Despite rapid increases in releases of toxic pollution from BC industry, despite a backlog of contaminated sites in BC, and despite compliance problems, the BC government is cutting enforcement staff and proposing legislative changes that will de-regulate key environmental protection regimes and make effective environmental protection harder than ever.
Contaminated Sites
The BC government manages over 2,000 contaminated sites on public land, most created by industrial activity when there were few controls on pollution. Thousands more exist on privately-owned property. Now the BC government is planning a significant rollback of the modern-day rules for managing and cleaning up contaminated sites, reducing industry responsibility for cleaning up sites that they polluted, and reducing clean up standards.

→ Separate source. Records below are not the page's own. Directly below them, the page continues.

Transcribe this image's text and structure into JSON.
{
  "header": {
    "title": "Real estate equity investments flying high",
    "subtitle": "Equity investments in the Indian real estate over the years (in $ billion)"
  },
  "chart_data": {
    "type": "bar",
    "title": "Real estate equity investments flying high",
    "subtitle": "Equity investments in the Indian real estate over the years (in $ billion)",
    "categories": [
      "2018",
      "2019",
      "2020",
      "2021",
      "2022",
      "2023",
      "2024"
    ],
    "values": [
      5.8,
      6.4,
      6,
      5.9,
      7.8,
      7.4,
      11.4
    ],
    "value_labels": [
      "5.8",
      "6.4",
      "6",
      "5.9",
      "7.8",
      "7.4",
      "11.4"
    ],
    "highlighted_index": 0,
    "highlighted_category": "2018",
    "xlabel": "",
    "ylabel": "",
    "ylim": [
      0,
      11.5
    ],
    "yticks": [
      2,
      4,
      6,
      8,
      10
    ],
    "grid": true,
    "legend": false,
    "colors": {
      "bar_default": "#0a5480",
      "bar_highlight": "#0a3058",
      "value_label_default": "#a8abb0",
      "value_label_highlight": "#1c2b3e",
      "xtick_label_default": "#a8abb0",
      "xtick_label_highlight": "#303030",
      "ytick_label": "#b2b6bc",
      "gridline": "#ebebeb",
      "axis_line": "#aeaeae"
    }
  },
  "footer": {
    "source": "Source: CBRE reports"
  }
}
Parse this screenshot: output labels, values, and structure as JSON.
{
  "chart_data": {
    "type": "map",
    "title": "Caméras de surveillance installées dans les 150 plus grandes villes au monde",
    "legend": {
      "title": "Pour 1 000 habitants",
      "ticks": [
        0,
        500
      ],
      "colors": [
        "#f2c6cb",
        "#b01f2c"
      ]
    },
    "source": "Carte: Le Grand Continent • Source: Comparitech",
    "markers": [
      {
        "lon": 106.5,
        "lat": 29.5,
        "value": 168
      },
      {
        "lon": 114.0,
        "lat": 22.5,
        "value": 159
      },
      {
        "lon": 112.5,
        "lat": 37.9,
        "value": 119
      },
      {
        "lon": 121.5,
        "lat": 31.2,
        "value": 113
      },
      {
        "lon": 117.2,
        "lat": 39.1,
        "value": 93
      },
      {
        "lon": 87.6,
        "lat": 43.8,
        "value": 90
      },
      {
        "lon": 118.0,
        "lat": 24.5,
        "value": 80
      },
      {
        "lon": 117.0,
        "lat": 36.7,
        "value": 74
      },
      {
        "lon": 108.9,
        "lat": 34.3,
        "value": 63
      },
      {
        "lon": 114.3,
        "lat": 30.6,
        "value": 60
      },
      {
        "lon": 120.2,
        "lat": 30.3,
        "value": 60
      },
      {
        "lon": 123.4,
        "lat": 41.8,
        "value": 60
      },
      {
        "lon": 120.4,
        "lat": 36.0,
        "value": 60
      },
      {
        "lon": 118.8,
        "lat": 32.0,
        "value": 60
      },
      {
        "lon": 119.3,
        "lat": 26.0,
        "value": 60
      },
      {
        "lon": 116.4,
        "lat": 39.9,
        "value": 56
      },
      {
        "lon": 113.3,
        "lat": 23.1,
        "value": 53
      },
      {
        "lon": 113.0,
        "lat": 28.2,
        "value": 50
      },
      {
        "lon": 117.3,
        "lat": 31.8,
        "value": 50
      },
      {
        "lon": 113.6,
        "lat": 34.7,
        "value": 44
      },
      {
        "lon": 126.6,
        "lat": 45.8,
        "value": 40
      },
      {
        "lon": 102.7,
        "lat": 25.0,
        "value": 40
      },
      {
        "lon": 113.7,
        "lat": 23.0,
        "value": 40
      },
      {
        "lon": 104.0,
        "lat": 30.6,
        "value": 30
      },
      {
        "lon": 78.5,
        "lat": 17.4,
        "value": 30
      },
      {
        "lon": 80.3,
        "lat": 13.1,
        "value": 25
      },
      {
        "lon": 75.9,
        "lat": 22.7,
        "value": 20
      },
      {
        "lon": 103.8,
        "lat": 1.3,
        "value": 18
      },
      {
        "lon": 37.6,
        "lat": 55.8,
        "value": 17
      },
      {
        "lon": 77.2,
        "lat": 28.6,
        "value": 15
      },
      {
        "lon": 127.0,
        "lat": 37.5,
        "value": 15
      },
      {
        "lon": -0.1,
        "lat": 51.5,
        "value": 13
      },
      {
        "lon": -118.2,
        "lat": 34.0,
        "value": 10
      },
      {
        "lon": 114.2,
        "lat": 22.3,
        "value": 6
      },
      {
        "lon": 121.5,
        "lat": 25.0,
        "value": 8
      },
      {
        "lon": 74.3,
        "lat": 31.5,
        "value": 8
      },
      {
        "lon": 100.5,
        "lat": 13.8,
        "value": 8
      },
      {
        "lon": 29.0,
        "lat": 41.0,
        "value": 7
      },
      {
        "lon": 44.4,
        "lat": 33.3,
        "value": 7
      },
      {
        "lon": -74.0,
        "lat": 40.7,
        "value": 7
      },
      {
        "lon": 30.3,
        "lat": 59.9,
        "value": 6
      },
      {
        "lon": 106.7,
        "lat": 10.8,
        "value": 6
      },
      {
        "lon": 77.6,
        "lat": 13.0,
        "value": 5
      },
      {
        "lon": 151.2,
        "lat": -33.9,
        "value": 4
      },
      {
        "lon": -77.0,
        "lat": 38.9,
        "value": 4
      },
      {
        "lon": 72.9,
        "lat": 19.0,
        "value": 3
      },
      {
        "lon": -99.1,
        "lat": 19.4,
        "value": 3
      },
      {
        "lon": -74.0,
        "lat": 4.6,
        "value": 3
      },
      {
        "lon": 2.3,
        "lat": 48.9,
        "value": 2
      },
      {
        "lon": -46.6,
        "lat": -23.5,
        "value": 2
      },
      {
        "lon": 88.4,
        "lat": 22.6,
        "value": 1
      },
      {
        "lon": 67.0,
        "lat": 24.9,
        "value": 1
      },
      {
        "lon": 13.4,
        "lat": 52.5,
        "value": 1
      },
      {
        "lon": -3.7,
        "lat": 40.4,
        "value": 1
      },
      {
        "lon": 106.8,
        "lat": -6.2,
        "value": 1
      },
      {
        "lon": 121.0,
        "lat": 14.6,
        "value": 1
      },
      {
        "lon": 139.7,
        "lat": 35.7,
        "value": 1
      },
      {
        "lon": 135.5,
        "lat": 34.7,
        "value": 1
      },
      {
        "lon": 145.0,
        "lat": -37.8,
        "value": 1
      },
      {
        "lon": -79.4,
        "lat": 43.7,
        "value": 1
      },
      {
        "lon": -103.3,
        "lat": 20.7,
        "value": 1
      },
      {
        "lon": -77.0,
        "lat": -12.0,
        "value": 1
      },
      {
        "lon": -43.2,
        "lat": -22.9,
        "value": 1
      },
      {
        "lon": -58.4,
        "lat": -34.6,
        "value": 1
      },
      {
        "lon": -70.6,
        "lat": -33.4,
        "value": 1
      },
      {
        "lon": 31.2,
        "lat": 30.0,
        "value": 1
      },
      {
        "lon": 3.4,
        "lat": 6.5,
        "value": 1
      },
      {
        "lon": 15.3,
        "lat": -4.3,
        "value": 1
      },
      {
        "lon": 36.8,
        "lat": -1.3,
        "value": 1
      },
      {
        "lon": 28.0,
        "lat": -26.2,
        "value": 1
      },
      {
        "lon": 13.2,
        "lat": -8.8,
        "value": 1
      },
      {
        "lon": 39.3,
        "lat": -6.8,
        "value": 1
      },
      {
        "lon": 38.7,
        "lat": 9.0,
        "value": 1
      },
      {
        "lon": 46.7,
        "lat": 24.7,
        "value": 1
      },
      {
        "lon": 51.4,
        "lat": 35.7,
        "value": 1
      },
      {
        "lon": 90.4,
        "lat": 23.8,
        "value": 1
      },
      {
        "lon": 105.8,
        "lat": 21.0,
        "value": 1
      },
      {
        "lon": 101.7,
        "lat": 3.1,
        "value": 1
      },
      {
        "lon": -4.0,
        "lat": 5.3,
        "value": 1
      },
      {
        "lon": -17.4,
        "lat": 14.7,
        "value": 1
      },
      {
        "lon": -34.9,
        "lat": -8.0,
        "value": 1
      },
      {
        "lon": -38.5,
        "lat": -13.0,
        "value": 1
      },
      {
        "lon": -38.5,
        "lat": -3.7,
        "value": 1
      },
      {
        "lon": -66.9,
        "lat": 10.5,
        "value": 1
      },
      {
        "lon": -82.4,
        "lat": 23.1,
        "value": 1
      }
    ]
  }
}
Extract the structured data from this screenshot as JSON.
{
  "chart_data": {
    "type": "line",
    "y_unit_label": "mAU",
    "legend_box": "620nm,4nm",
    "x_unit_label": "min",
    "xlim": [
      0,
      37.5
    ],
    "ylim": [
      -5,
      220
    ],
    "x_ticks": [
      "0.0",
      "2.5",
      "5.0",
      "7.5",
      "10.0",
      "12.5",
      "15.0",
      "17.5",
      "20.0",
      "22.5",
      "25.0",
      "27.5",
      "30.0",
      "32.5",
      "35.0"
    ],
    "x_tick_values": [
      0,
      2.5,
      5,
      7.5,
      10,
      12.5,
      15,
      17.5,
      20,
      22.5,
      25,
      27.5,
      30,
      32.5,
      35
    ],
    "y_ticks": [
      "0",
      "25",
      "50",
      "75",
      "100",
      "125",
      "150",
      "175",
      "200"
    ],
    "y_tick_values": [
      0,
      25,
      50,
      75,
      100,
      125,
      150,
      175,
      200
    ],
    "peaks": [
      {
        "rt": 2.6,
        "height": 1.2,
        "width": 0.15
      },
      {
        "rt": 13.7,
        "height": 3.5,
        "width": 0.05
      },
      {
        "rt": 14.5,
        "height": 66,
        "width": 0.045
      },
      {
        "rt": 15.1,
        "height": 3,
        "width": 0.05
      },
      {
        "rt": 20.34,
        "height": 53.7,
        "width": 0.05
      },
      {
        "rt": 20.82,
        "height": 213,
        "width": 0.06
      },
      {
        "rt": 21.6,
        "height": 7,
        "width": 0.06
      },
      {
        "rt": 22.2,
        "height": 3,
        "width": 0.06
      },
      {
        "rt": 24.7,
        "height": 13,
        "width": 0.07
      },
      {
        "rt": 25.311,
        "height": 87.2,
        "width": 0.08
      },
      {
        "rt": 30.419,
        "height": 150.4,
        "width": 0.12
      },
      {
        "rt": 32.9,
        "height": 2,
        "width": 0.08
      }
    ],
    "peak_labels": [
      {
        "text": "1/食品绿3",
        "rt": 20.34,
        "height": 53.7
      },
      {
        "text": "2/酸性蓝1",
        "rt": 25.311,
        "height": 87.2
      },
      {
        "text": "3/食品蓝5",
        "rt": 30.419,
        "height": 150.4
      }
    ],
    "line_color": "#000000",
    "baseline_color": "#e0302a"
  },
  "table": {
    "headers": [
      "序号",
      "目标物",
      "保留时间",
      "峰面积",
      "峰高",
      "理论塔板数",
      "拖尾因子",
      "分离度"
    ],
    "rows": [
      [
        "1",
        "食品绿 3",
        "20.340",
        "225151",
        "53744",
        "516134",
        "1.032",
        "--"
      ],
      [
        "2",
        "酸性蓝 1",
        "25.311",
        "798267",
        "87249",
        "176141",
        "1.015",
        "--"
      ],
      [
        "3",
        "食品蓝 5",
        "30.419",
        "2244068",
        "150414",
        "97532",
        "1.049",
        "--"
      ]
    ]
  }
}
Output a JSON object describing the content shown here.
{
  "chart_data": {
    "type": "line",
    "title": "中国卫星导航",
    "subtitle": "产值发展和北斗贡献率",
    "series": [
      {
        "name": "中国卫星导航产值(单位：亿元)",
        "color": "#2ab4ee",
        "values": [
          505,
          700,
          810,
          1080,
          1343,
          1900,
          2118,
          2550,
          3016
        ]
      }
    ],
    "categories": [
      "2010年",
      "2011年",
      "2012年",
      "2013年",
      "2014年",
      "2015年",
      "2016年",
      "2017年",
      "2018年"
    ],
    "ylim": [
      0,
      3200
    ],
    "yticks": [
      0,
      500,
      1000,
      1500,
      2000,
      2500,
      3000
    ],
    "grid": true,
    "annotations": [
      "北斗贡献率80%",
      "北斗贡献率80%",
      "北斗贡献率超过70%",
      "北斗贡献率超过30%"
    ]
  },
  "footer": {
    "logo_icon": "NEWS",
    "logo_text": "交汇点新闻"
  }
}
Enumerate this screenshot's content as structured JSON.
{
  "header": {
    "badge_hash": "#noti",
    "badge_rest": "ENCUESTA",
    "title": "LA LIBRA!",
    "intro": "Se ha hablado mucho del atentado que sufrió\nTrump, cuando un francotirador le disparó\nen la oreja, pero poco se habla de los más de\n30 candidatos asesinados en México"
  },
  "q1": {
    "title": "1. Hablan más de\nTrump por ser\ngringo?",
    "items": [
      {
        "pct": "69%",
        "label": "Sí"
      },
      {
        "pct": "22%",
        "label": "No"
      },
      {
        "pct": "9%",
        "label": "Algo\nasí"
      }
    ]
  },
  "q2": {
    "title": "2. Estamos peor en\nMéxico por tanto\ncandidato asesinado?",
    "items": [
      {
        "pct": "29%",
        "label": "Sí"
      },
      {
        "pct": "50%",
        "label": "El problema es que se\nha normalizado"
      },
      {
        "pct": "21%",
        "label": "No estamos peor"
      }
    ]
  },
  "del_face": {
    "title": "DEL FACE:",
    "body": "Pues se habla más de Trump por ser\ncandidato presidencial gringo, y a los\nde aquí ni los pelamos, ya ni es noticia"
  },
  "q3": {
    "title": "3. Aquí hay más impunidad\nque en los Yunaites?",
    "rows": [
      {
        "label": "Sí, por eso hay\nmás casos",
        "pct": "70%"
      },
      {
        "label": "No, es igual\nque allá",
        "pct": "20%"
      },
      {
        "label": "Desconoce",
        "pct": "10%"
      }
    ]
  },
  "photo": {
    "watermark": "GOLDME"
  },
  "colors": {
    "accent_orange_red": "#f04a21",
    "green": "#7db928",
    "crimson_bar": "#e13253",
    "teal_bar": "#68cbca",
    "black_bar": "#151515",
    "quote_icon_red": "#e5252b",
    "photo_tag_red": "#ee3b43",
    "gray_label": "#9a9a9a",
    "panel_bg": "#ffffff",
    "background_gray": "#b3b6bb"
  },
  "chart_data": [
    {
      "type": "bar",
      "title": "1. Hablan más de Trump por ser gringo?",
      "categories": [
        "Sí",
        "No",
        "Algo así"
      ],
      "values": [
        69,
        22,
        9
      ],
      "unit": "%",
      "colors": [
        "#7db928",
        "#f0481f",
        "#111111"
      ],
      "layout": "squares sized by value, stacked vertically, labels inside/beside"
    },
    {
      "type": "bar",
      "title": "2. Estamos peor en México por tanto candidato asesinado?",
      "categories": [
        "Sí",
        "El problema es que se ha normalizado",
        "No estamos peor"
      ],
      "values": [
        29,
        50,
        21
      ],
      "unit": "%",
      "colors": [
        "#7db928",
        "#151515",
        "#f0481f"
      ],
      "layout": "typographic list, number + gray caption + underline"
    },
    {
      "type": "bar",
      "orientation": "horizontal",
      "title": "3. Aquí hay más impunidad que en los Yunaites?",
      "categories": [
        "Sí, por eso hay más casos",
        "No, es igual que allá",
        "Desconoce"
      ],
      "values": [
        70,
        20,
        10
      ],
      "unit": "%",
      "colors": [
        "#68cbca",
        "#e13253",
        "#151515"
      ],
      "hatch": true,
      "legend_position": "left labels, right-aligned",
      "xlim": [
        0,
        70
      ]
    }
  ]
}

West Coast staff lawyer Mark Haddock is leading the fight against weakening of BC standards.
Publications
Waste Management
The Waste Management Act is one of BC's most important laws for
controlling pollution. Recent amendments eased controls for the
mining and oil and gas industries.
On September 21, 2002, the BC government announced a sweeping review of the Waste Management Act. The government's objectives do not include ensuring accountability for environmental protection or ensuring transparency or effective public involvement in decisions that affect them. Current proposals massive reductions in the public's right to challenge polluters, reductions in government's ability to require site specific protection, and reductions in the enforceability of government regulation. For British Columbians who care about pollution discharged into our water, air and on our land the government's plans could be disastrous.